Die Dronningruta befindet sich in der Kommune Øksnes an der Nordspitze von Langøya (Vesterålen). Die Tour ist ein ca. 15 km langer Rundwanderweg zwischen den Dörfern Nyksund und Stø.
Unterwegs findet man alles, was die Vesterålen ausmacht – eine atemberaubende Küstenlinie entlang des Atlantiks, unberührte Sandstrände, kleine, gemütliche Fischerdörfer, abwechslungsreiche Landschaft und natürlich spektakuläre Berge mit fantastischem Panoramablick.

Karte Dronningruta

Karte Dronningruta
Quelle: Vesterålen turlag

Von Stø folgt man der Küstenlinie in südwestlicher Richtung nach Nyksund vorbei an Skipssanden und gelangt nach ca. 1,5 Stunden ins Langvarddahlen. Hier beginnt der Aufstieg zur Finngamheia (440 m). Dort angekommen, wendet man sich ostwärts und gelangt über die Nordseite des
Sørkulen (518 m), über den Kjølen (456 m) und die Kvalaksla zurück nach Stø. Wer möchte, kann die Tour natürlich auch in Nyksund beginnen.

Vorsicht mit den Höhenangaben!
Die Berge sind nicht sehr hoch, aber teilweise sehr steil.

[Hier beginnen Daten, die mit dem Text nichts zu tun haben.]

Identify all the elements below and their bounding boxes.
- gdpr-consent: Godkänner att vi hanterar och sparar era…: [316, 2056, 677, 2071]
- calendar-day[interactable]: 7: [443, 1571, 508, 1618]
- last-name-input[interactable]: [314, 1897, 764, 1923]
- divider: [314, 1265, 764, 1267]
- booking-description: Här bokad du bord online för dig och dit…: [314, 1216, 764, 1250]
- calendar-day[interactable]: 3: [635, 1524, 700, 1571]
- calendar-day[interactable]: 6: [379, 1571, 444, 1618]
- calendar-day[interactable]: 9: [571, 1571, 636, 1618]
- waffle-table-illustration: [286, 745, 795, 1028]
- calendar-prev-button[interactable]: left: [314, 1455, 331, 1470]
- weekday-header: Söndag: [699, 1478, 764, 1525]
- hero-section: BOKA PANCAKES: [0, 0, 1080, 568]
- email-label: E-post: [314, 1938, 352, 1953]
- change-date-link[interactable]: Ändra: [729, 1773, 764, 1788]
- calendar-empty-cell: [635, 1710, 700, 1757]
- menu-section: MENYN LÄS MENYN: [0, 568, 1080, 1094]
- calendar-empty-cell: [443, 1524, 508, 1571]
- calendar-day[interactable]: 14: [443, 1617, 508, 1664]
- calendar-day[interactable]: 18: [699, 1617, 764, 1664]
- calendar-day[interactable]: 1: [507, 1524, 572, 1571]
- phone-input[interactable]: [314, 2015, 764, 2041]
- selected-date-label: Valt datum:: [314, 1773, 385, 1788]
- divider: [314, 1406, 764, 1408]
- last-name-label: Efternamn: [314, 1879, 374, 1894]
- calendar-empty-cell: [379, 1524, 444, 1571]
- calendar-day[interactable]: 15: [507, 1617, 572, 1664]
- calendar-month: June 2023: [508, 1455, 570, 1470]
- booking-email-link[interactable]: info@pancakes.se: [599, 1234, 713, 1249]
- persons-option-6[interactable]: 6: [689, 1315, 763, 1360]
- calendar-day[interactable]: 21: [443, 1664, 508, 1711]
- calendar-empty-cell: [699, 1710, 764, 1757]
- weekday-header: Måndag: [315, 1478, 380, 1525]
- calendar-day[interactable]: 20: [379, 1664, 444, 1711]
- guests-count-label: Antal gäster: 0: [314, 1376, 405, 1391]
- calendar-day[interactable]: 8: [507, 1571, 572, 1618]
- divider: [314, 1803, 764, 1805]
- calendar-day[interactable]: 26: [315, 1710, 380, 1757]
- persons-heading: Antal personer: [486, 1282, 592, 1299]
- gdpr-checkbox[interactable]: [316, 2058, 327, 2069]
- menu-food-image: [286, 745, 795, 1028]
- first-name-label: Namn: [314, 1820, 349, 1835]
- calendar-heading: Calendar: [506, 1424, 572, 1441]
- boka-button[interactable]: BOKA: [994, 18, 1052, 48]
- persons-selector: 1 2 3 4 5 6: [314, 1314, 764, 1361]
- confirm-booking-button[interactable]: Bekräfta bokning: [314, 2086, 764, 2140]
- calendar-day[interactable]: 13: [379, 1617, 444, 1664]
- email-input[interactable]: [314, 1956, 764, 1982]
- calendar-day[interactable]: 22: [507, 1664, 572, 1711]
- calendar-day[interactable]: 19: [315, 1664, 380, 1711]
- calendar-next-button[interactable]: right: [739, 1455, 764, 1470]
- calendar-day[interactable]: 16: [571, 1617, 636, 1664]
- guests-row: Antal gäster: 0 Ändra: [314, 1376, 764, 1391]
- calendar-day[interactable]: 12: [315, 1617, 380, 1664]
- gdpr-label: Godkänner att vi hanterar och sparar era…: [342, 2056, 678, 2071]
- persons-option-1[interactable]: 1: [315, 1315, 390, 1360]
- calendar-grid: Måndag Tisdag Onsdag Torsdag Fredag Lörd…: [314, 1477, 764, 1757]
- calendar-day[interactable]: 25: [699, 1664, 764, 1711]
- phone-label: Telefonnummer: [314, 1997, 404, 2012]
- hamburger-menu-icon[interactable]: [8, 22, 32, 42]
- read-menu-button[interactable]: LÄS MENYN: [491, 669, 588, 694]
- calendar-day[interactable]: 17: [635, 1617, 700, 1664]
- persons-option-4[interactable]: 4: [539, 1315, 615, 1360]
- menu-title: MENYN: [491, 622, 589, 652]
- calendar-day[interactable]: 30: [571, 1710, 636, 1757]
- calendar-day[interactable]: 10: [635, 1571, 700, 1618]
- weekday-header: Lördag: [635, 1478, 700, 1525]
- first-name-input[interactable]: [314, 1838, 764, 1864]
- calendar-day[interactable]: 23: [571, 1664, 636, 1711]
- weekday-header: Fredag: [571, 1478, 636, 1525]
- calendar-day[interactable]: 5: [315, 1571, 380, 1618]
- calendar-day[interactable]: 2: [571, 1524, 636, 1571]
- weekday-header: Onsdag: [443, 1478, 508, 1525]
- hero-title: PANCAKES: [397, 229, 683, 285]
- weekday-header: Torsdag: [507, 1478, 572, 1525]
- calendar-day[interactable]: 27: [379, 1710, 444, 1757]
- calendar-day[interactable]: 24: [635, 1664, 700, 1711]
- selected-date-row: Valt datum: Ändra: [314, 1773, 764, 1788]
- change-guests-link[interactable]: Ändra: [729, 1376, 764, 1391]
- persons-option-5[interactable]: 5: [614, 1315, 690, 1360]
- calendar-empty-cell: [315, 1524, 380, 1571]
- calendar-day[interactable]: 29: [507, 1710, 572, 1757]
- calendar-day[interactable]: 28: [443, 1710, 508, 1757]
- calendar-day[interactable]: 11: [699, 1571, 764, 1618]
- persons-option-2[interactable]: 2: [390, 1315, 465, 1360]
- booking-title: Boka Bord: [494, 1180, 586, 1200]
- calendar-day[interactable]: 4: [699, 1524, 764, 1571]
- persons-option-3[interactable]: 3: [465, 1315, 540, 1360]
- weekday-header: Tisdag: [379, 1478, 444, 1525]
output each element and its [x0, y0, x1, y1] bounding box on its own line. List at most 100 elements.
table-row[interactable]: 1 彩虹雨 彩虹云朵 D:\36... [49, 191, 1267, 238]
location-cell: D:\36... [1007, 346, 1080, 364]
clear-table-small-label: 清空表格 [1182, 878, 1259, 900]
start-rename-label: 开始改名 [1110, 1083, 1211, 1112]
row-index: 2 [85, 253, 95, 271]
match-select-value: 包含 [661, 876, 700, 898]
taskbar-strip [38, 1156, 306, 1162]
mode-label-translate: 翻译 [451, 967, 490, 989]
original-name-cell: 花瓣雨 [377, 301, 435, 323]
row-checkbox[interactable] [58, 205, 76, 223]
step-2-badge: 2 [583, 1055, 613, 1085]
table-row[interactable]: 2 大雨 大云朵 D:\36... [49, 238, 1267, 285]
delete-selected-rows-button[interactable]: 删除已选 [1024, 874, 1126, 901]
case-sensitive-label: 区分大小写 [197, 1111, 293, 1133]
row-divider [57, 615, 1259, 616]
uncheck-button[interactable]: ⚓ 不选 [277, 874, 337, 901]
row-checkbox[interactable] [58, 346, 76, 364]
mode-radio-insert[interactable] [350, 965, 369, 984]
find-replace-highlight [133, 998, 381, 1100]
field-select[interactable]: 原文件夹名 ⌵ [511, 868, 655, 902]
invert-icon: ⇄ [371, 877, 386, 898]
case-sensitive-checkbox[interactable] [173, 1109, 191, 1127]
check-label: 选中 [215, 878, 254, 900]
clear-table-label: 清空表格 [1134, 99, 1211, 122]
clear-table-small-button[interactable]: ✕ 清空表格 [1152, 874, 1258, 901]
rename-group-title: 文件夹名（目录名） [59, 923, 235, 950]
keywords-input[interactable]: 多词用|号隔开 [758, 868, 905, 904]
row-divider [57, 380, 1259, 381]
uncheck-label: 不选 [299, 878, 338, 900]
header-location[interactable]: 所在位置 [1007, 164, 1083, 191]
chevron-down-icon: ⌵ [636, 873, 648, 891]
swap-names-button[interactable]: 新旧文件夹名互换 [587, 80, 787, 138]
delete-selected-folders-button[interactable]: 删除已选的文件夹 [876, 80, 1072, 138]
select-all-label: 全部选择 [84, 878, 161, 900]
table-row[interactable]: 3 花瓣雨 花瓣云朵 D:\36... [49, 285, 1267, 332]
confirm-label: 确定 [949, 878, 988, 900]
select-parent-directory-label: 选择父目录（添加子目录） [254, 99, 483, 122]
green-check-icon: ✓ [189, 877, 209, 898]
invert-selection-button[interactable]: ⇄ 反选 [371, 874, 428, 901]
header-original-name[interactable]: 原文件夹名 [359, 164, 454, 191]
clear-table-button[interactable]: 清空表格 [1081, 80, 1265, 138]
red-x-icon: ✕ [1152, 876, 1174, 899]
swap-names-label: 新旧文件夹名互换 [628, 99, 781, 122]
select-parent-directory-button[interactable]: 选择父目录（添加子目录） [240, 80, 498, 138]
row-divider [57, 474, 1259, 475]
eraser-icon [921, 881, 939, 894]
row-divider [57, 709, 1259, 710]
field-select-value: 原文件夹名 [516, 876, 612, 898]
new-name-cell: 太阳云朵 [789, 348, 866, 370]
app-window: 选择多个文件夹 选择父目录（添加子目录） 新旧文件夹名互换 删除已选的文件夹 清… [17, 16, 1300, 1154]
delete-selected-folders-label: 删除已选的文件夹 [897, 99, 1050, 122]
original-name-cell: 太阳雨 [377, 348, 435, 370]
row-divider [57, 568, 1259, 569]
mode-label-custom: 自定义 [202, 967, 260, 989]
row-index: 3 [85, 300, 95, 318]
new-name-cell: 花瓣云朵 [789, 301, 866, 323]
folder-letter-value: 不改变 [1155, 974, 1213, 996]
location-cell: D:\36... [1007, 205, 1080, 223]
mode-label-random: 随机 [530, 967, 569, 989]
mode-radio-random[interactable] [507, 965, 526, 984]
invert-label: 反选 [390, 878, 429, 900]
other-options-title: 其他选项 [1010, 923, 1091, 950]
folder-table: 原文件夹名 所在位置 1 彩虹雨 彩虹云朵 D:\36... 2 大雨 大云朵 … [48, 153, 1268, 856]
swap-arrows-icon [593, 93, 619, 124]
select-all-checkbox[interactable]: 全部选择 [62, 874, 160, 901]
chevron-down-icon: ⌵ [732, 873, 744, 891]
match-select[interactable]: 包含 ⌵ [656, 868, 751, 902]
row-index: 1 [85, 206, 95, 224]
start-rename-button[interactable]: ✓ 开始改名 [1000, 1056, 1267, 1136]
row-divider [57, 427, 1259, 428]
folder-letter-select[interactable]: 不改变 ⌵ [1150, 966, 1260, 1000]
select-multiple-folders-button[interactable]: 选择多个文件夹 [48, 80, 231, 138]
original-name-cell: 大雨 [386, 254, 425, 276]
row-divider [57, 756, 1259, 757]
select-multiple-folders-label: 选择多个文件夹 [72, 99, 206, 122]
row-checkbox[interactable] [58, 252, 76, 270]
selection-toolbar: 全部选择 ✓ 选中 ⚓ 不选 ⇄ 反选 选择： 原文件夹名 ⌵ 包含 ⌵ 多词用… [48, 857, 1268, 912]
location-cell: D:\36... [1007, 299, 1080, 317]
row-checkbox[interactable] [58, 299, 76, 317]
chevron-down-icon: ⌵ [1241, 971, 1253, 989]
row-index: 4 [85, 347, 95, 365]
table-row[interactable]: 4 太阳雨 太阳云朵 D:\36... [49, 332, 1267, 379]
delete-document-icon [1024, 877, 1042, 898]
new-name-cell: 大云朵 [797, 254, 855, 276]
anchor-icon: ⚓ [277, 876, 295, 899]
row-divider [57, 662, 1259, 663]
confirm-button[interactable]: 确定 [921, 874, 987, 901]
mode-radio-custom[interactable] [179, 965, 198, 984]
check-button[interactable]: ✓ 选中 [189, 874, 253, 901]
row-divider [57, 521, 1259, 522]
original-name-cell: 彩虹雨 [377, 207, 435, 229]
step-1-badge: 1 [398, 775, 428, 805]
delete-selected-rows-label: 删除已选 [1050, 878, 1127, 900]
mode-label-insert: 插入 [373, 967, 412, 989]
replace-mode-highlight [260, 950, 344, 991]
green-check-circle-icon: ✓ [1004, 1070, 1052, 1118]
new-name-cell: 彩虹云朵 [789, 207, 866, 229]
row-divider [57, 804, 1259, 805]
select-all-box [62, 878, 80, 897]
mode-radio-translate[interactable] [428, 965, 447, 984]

An einigen Stellen ist der Weg mit einem Tau gesichert.
Zudem startet man hier tatsächlich auf Niveau des Meeresspiegels.
Die Tour ist als rote Tour (also anspruchsvoll) ausgewiesen und dauert in etwa 5 – 8 Stunden. Der Weg ist ausgeschildert und durchgehend mit dem rotem “T” des Turlag markiert.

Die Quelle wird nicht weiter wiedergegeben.